Les faits : Il y a quelques jours, le Ministre de la Justice, lors d’une émission sur la chaine Bosolo Na Politik, et dont la vidéo est devenue virale, a fait une mise en garde au sujet de la guerre à l’Est de la RDC en ces termes : « Tu es avocat, tu as tes analyses, tu es intelligent, garde ton intelligence dans ta maison … en Russie tu fais ça on t’abat, en Ukraine on t’abat et ça sera ainsi en RDC… ». On ne peut plus rien dire ? Cela inquiète et fonde cette brève en ayant à l’esprit cette pensée de Voltaire: « Je déteste vos idées, mais je suis prêt à mourir pour votre droit de les exprimer ».
En Droit : En 1763, Voltaire publiait son Traité sur la tolérance. Depuis ce vibrant appel à la liberté de pensée, plus de trois siècles se sont écoulés sans que celle-ci ne cesse d’être au cœur des débats. Aujourd’hui plus encore qu’hier, l’actualité brûlante vient interroger, et parfois remettre en cause, son caractère absolu, son inconditionnalité, pourtant garantis par le droit.
Acquis majeur des sociétés démocratiques, la liberté d’expression se prête à des usages complexes et parfois paradoxaux.
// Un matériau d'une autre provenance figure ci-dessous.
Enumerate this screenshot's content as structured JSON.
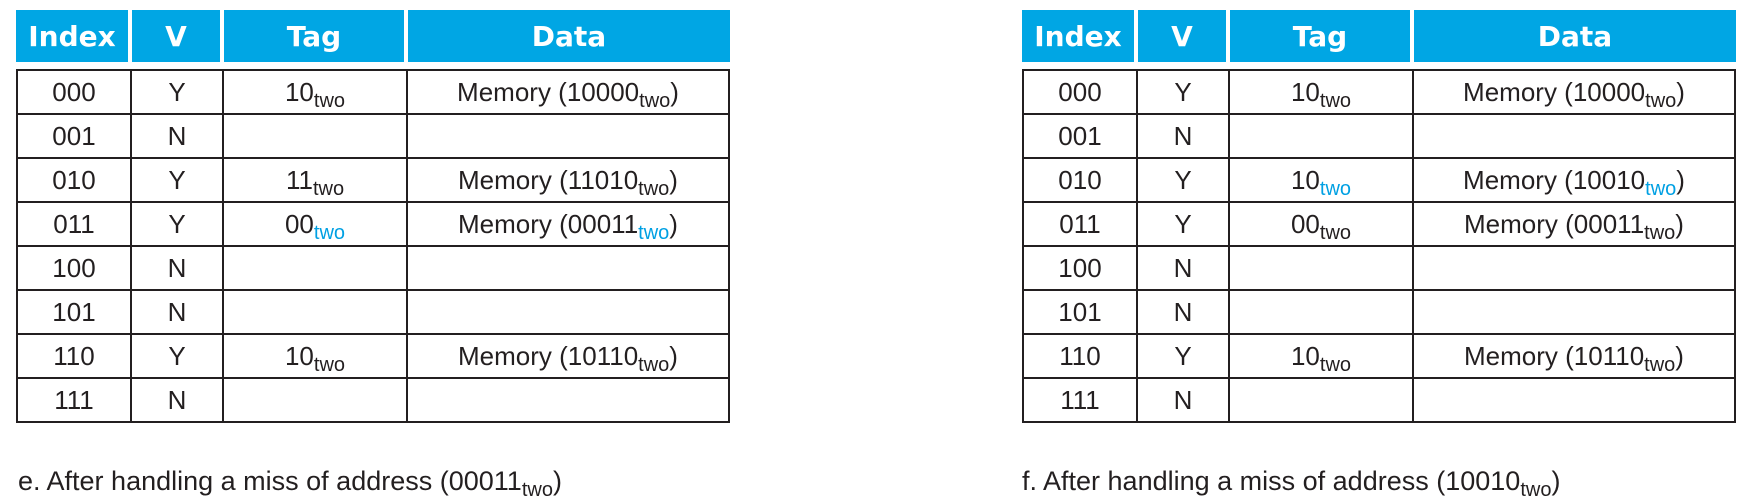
{
  "columns": [
    "Index",
    "V",
    "Tag",
    "Data"
  ],
  "sub_label": "two",
  "panels": [
    {
      "caption_prefix": "e. After handling a miss of address (",
      "caption_value": "00011",
      "caption_suffix": ")",
      "rows": [
        {
          "index": "000",
          "v": "Y",
          "tag": "10",
          "data_prefix": "Memory (",
          "data_value": "10000",
          "data_suffix": ")",
          "highlight": false
        },
        {
          "index": "001",
          "v": "N",
          "tag": "",
          "data_prefix": "",
          "data_value": "",
          "data_suffix": "",
          "highlight": false
        },
        {
          "index": "010",
          "v": "Y",
          "tag": "11",
          "data_prefix": "Memory (",
          "data_value": "11010",
          "data_suffix": ")",
          "highlight": false
        },
        {
          "index": "011",
          "v": "Y",
          "tag": "00",
          "data_prefix": "Memory (",
          "data_value": "00011",
          "data_suffix": ")",
          "highlight": true
        },
        {
          "index": "100",
          "v": "N",
          "tag": "",
          "data_prefix": "",
          "data_value": "",
          "data_suffix": "",
          "highlight": false
        },
        {
          "index": "101",
          "v": "N",
          "tag": "",
          "data_prefix": "",
          "data_value": "",
          "data_suffix": "",
          "highlight": false
        },
        {
          "index": "110",
          "v": "Y",
          "tag": "10",
          "data_prefix": "Memory (",
          "data_value": "10110",
          "data_suffix": ")",
          "highlight": false
        },
        {
          "index": "111",
          "v": "N",
          "tag": "",
          "data_prefix": "",
          "data_value": "",
          "data_suffix": "",
          "highlight": false
        }
      ]
    },
    {
      "caption_prefix": "f. After handling a miss of address (",
      "caption_value": "10010",
      "caption_suffix": ")",
      "rows": [
        {
          "index": "000",
          "v": "Y",
          "tag": "10",
          "data_prefix": "Memory (",
          "data_value": "10000",
          "data_suffix": ")",
          "highlight": false
        },
        {
          "index": "001",
          "v": "N",
          "tag": "",
          "data_prefix": "",
          "data_value": "",
          "data_suffix": "",
          "highlight": false
        },
        {
          "index": "010",
          "v": "Y",
          "tag": "10",
          "data_prefix": "Memory (",
          "data_value": "10010",
          "data_suffix": ")",
          "highlight": true
        },
        {
          "index": "011",
          "v": "Y",
          "tag": "00",
          "data_prefix": "Memory (",
          "data_value": "00011",
          "data_suffix": ")",
          "highlight": false
        },
        {
          "index": "100",
          "v": "N",
          "tag": "",
          "data_prefix": "",
          "data_value": "",
          "data_suffix": "",
          "highlight": false
        },
        {
          "index": "101",
          "v": "N",
          "tag": "",
          "data_prefix": "",
          "data_value": "",
          "data_suffix": "",
          "highlight": false
        },
        {
          "index": "110",
          "v": "Y",
          "tag": "10",
          "data_prefix": "Memory (",
          "data_value": "10110",
          "data_suffix": ")",
          "highlight": false
        },
        {
          "index": "111",
          "v": "N",
          "tag": "",
          "data_prefix": "",
          "data_value": "",
          "data_suffix": "",
          "highlight": false
        }
      ]
    }
  ],
  "colors": {
    "header_bg": "#00a6e4",
    "header_text": "#ffffff",
    "highlight": "#00a0e3",
    "text": "#231f20",
    "border": "#231f20"
  }
}
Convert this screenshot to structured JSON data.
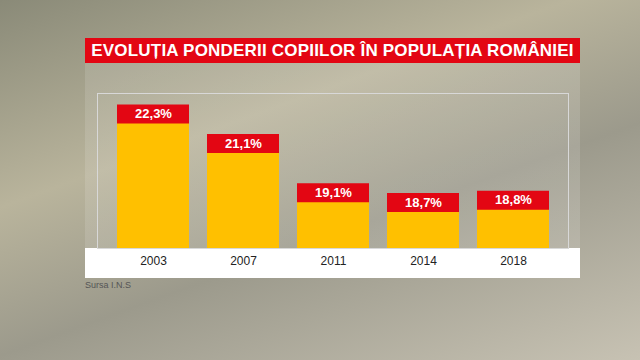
{
  "chart_data": {
    "type": "bar",
    "title": "EVOLUȚIA PONDERII COPIILOR ÎN POPULAȚIA ROMÂNIEI",
    "source": "Sursa I.N.S",
    "categories": [
      "2003",
      "2007",
      "2011",
      "2014",
      "2018"
    ],
    "values": [
      22.3,
      21.1,
      19.1,
      18.7,
      18.8
    ],
    "value_labels": [
      "22,3%",
      "21,1%",
      "19,1%",
      "18,7%",
      "18,8%"
    ],
    "data_labels": true,
    "color": "#ffc000",
    "ylim": [
      17.2,
      23.5
    ],
    "yticks": [],
    "tick_labels": "x",
    "grid": false
  }
}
Qu’en penser dans un État de Droit - même chancelant – au regard des propos du Ministre de la Justice ? L’avocat est-il devenu la cible intimidable ou demeure-t-il, encore, ce défenseur attitré des opprimés et la sentinelle des droits ?
Rappelons simplement que les libertés d’opinion et d’expression sont indissociables. La première est en effet la liberté de choisir sa vérité dans le secret de la pensée, alors que la deuxième est la liberté de révéler sa pensée à autrui. La liberté d’expression existe lorsque les citoyens peuvent exprimer leur opinion - y compris les points de vue critiques à l’égard du gouvernement et sur tout sujet - sans craindre de conséquences négatives, telles que l’emprisonnement ou les menaces de violences.
En RDC, la liberté d’expression et d’opinion est un droit fondamental, garanti par l’article 23 de la Constitution, par l’Article 9 de la Charte Africaine des Droits de l’Homme et des Peuples, qui fait écho de l’esprit de l’Article 19 de la Déclaration Universelle des Droits de l’Homme, et de l’article 19 du Pacte International relatif aux Droits Civils et Politiques dument ratifiés par la RDC. Ainsi, tout citoyen peut donc parler, écrire, sauf à répondre de l’abus de cette liberté dans les cas déterminés par la loi.
Cette liberté connaît des limites dans une société démocratique et qui doivent être respectées grâce à des actions juridiques proportionnées pour éviter, en retour, une remise en cause des libertés. Tout est question, évidemment, d’équilibre subtil entre la liberté et la licence ou la liberté et l’abus de la liberté. Ainsi, ce droit peut être soumis à des limitations, à condition qu’elles s’appuient sur une base juridique.
Il n’appartient donc pas au Ministre de se substituer à la loi ni aux juridictions, même en se réfugiant derrière le pouvoir d’injonction, qui a déjà été bien explicité par le Conseil d’État dans son AVIS-RITE 015 et qui ne doit plus être un fourre-tout !
Même en tant de guerre, ces restrictions doivent être bien définies et appliquées pour éviter l’arbitraire. Et là-dessus la constitution dispose à son article 61 qu’en aucun cas, et même lorsque l’état de siège ou l’état d’urgence aura été proclamé, il ne peut être dérogé aux droits et principes fondamentaux énumérés ci-après : le droit à la vie ; le principe de la légalité des infractions et des peines ; les droits de la défense et le droit de recours ; la liberté de pensée, de conscience et de religion etc… Bien que l’équilibre entre la protection de la sécurité nationale et le respect des libertés fondamentales soit délicat, la réflexion critique et l’engagement des avocats dans toutes les affaires juridiques, y compris celles touchant à la sécurité, sont non seulement nécessaires mais aussi bénéfiques pour l’ensemble de la société.
Dans un État de Droit, il est essentiel de mettre en place des garde-fous efficaces pour éviter les risques d’arbitraire et garantir que les mesures prises soient justifiées, proportionnelles et nécessaires. Mais qu’en serait-il de cette parole si son usage était entravé par des censures, limitations ou peurs ? Qu’en serait-il de l’avocat sans une vraie liberté d’expression et d’opinion ? Soyons donc tolérants et plaidons pour la retenue. Au finish, retenons qu’une grande liberté implique une grande responsabilité et la prudence nécessaire pour ne pas en abuser.